One of the most dubious decisions came in Michael Conlan’s bantamweight quarter-final against Vladimir Nikitin, the Russian awarded the fight, prompting Conlan’s violent response that “amateur boxing stinks from the core right to the top”.

Since Rio the AIBA had failed to heed repeated IOC warnings on its governance and business dealings, some of which were pointing directly at organised crime.

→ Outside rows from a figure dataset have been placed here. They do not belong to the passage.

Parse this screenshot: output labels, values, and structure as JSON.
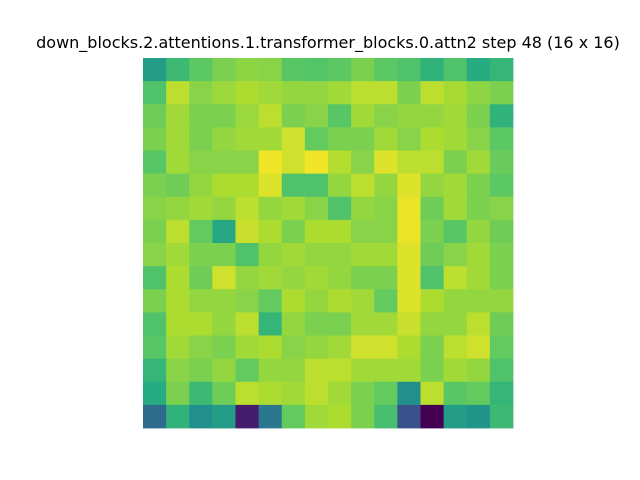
{
  "chart_data": {
    "type": "heatmap",
    "title": "down_blocks.2.attentions.1.transformer_blocks.0.attn2 step 48 (16 x 16)",
    "xlabel": "",
    "ylabel": "",
    "rows": 16,
    "cols": 16,
    "colormap": "viridis",
    "axes_visible": false,
    "grid": false,
    "value_range": [
      0,
      1
    ],
    "values": [
      [
        0.55,
        0.68,
        0.75,
        0.8,
        0.83,
        0.82,
        0.74,
        0.73,
        0.75,
        0.8,
        0.75,
        0.72,
        0.65,
        0.72,
        0.62,
        0.66
      ],
      [
        0.72,
        0.9,
        0.82,
        0.85,
        0.88,
        0.86,
        0.84,
        0.84,
        0.86,
        0.9,
        0.9,
        0.8,
        0.9,
        0.87,
        0.83,
        0.8
      ],
      [
        0.78,
        0.86,
        0.8,
        0.8,
        0.85,
        0.9,
        0.8,
        0.82,
        0.74,
        0.86,
        0.82,
        0.84,
        0.84,
        0.86,
        0.8,
        0.65
      ],
      [
        0.8,
        0.86,
        0.8,
        0.84,
        0.86,
        0.86,
        0.93,
        0.76,
        0.8,
        0.8,
        0.86,
        0.82,
        0.88,
        0.86,
        0.82,
        0.75
      ],
      [
        0.74,
        0.86,
        0.82,
        0.82,
        0.82,
        0.98,
        0.93,
        0.98,
        0.89,
        0.82,
        0.95,
        0.9,
        0.9,
        0.8,
        0.86,
        0.77
      ],
      [
        0.8,
        0.78,
        0.84,
        0.88,
        0.88,
        0.95,
        0.72,
        0.72,
        0.84,
        0.9,
        0.84,
        0.95,
        0.84,
        0.86,
        0.8,
        0.75
      ],
      [
        0.82,
        0.84,
        0.86,
        0.84,
        0.9,
        0.84,
        0.86,
        0.82,
        0.72,
        0.84,
        0.82,
        0.97,
        0.78,
        0.86,
        0.8,
        0.82
      ],
      [
        0.8,
        0.9,
        0.76,
        0.6,
        0.92,
        0.88,
        0.8,
        0.88,
        0.88,
        0.82,
        0.82,
        0.97,
        0.8,
        0.74,
        0.84,
        0.78
      ],
      [
        0.82,
        0.86,
        0.8,
        0.8,
        0.72,
        0.84,
        0.86,
        0.84,
        0.84,
        0.86,
        0.86,
        0.95,
        0.78,
        0.82,
        0.86,
        0.8
      ],
      [
        0.72,
        0.88,
        0.78,
        0.93,
        0.84,
        0.86,
        0.84,
        0.86,
        0.84,
        0.8,
        0.8,
        0.95,
        0.72,
        0.9,
        0.86,
        0.8
      ],
      [
        0.8,
        0.88,
        0.84,
        0.84,
        0.82,
        0.76,
        0.88,
        0.84,
        0.88,
        0.86,
        0.76,
        0.95,
        0.88,
        0.84,
        0.84,
        0.84
      ],
      [
        0.72,
        0.88,
        0.88,
        0.84,
        0.9,
        0.66,
        0.84,
        0.8,
        0.8,
        0.86,
        0.86,
        0.92,
        0.84,
        0.84,
        0.9,
        0.78
      ],
      [
        0.74,
        0.86,
        0.82,
        0.8,
        0.86,
        0.88,
        0.82,
        0.84,
        0.86,
        0.93,
        0.93,
        0.88,
        0.8,
        0.9,
        0.93,
        0.76
      ],
      [
        0.66,
        0.82,
        0.8,
        0.84,
        0.76,
        0.84,
        0.84,
        0.9,
        0.9,
        0.86,
        0.86,
        0.86,
        0.8,
        0.86,
        0.84,
        0.72
      ],
      [
        0.62,
        0.8,
        0.68,
        0.78,
        0.9,
        0.88,
        0.86,
        0.9,
        0.86,
        0.8,
        0.76,
        0.5,
        0.9,
        0.74,
        0.76,
        0.66
      ],
      [
        0.35,
        0.65,
        0.5,
        0.55,
        0.08,
        0.4,
        0.76,
        0.86,
        0.88,
        0.8,
        0.7,
        0.25,
        0.0,
        0.55,
        0.52,
        0.68
      ]
    ]
  }
}
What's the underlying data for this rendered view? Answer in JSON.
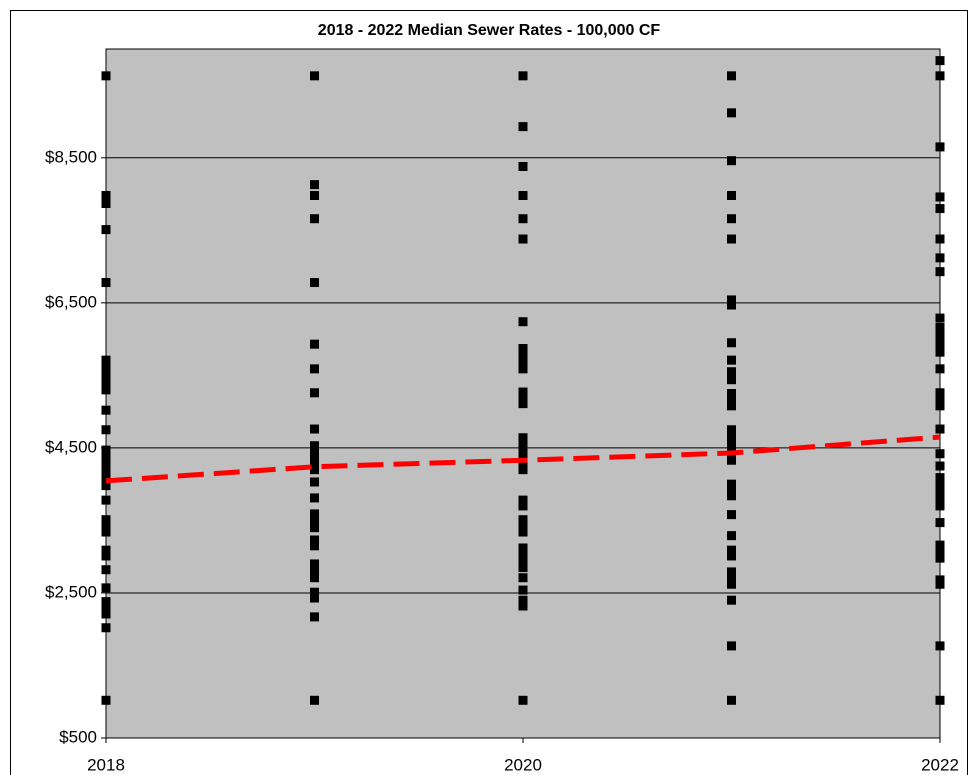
{
  "chart_data": {
    "type": "scatter",
    "title": "2018 - 2022 Median Sewer Rates - 100,000 CF",
    "xlim": [
      2018,
      2022
    ],
    "xticks": [
      2018,
      2020,
      2022
    ],
    "ylim": [
      500,
      10000
    ],
    "yticks": [
      {
        "value": 500,
        "label": "$500"
      },
      {
        "value": 2500,
        "label": "$2,500"
      },
      {
        "value": 4500,
        "label": "$4,500"
      },
      {
        "value": 6500,
        "label": "$6,500"
      },
      {
        "value": 8500,
        "label": "$8,500"
      }
    ],
    "grid": true,
    "plot_background": "#c0c0c0",
    "series": [
      {
        "color": "#000000",
        "x": 2018,
        "values": [
          9630,
          7980,
          7920,
          7870,
          7510,
          6780,
          5710,
          5630,
          5550,
          5470,
          5380,
          5300,
          5020,
          4750,
          4470,
          4390,
          4310,
          4220,
          4140,
          4060,
          3980,
          3780,
          3510,
          3420,
          3340,
          3090,
          3010,
          2820,
          2570,
          2380,
          2290,
          2210,
          2020,
          1020
        ]
      },
      {
        "color": "#000000",
        "x": 2019,
        "values": [
          9630,
          8130,
          7980,
          7660,
          6780,
          5930,
          5590,
          5260,
          4760,
          4530,
          4450,
          4360,
          4280,
          4200,
          4030,
          3810,
          3590,
          3490,
          3400,
          3230,
          3150,
          2900,
          2790,
          2710,
          2510,
          2430,
          2170,
          1020
        ]
      },
      {
        "color": "#000000",
        "x": 2020,
        "values": [
          9630,
          8930,
          8380,
          7980,
          7660,
          7380,
          6240,
          5870,
          5780,
          5700,
          5590,
          5270,
          5190,
          5110,
          4640,
          4560,
          4470,
          4390,
          4310,
          4200,
          3780,
          3700,
          3510,
          3420,
          3340,
          3120,
          3010,
          2930,
          2850,
          2710,
          2540,
          2400,
          2320,
          1020
        ]
      },
      {
        "color": "#000000",
        "x": 2021,
        "values": [
          9630,
          9120,
          8460,
          7980,
          7660,
          7380,
          6540,
          6470,
          5950,
          5710,
          5550,
          5440,
          5250,
          5160,
          5080,
          4750,
          4670,
          4580,
          4500,
          4420,
          4330,
          4000,
          3920,
          3840,
          3580,
          3290,
          3090,
          3010,
          2790,
          2710,
          2620,
          2400,
          1770,
          1020
        ]
      },
      {
        "color": "#000000",
        "x": 2022,
        "values": [
          9840,
          9630,
          8650,
          7960,
          7800,
          7380,
          7120,
          6930,
          6290,
          6160,
          6050,
          5930,
          5820,
          5590,
          5260,
          5160,
          5080,
          4760,
          4420,
          4250,
          4090,
          3990,
          3890,
          3780,
          3700,
          3470,
          3160,
          3070,
          2980,
          2680,
          2620,
          1770,
          1020
        ]
      }
    ],
    "median_line": {
      "color": "#ff0000",
      "dashed": true,
      "x": [
        2018,
        2019,
        2020,
        2021,
        2022
      ],
      "values": [
        4045,
        4240,
        4330,
        4430,
        4650
      ]
    }
  }
}
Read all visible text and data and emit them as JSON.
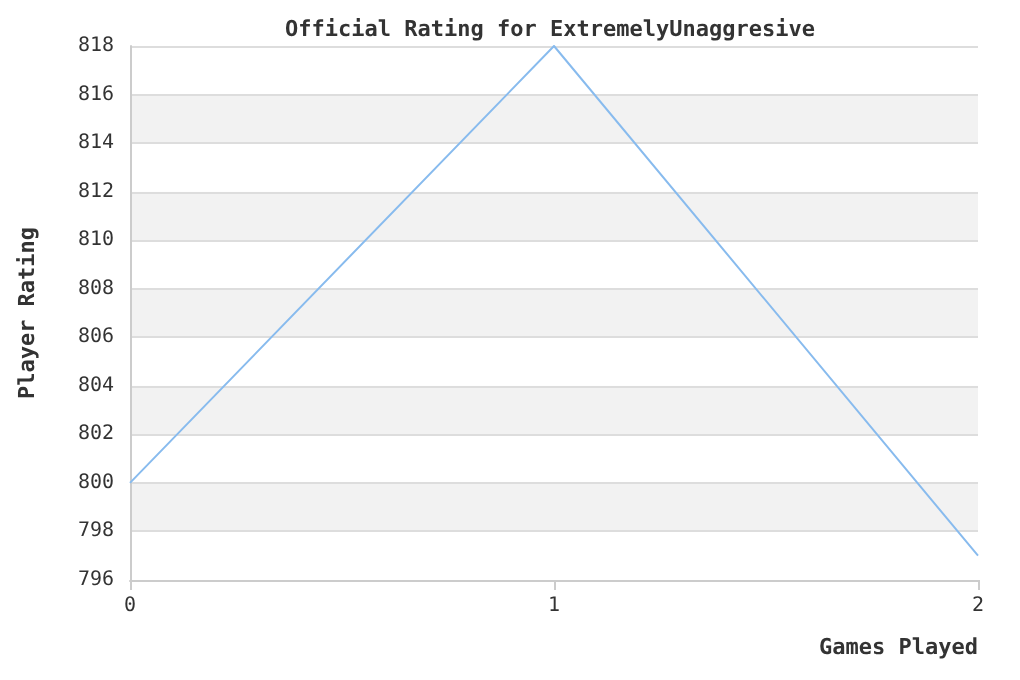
{
  "chart_data": {
    "type": "line",
    "title": "Official Rating for ExtremelyUnaggresive",
    "xlabel": "Games Played",
    "ylabel": "Player Rating",
    "x": [
      0,
      1,
      2
    ],
    "series": [
      {
        "color": "#88bbee",
        "values": [
          800,
          818,
          797
        ]
      }
    ],
    "xlim": [
      0,
      2
    ],
    "xticks": [
      0,
      1,
      2
    ],
    "ylim": [
      796,
      818
    ],
    "yticks": [
      796,
      798,
      800,
      802,
      804,
      806,
      808,
      810,
      812,
      814,
      816,
      818
    ],
    "grid": "y",
    "marker": "none",
    "line_style": "solid"
  }
}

Unless the IOC cut it off completely there was every chance of more of the same at Tokyo next year, 56 years after McCourt’s experience in 1964.

It’s the first time in Olympic history any governing body of sport has been given the boot, and in announcing the decision IOC president Thomas Bach listed the various concerns around finance, governance, ethics and refereeing – all of which were highlighted in a 30-page report from an IOC inquiry committee set up last November to examine the AIBA’s affairs.

Heroin trade

They seemed to centre around the election of Gafur Rakhimov as AIBA president last year despite his status with the US treasury department as “one of Uzbekistan’s leading criminals”, and known to Interpol as “an important person involved in the heroin trade” who was connected to the Thieves-in-Law organised crime group.

Rakhimov stepped aside in March, yet the IOC inquiry committee noted there was nothing to stop him from stepping right back in again.

Also of concern was the election of Mohamed Moustahsane as interim president, the same Mohamed Moustahsane who chaired of the Draw Commission at Rio 2016, after which all 36 judges were suspended after alleged fixing of bouts.

They also questioned the offer from Russian businessman Umar Kremlev to personally clear AIBA’s $16 million (€14.3m) debt: the only thing they could find out for sure about Umar Kremlev is that his name isn’t Umar Kremlev, but rather Umar Lutfuloev.

And after being forced to close its Swiss bank account because of the Rakhimov links, the AIBA switched to the API Bank in Serbia, linked to Agrosoyuz bank, also accused by the US treasury of facilitating “significant transactions on behalf of the person who was on the sanctions list for activities related to weapons of mass destruction in connection with North Korea”.

16 medals

Despite failing to win a medal in Rio, boxing remains Ireland’s most successful Olympic sport, 16 medals won in all, one more than all other sports combined.

The IOC insists boxing will maintain its place on the Tokyo programme, handing responsibility to a new taskforce chaired by IOC member Morinari Watanabe, president of the International Gymnastics Federation.

“I was instructed two days ago to head the taskforce,” Watanabe told Inside The Games website. “This was something I was totally unprepared for. I was not expecting this.”

Hardly the most assuring statement, and it’s still uncertain what weight categories and boxing quota will be offered in Tokyo. Yet with the AIBA out of the way at least it’s no longer a smoking gun.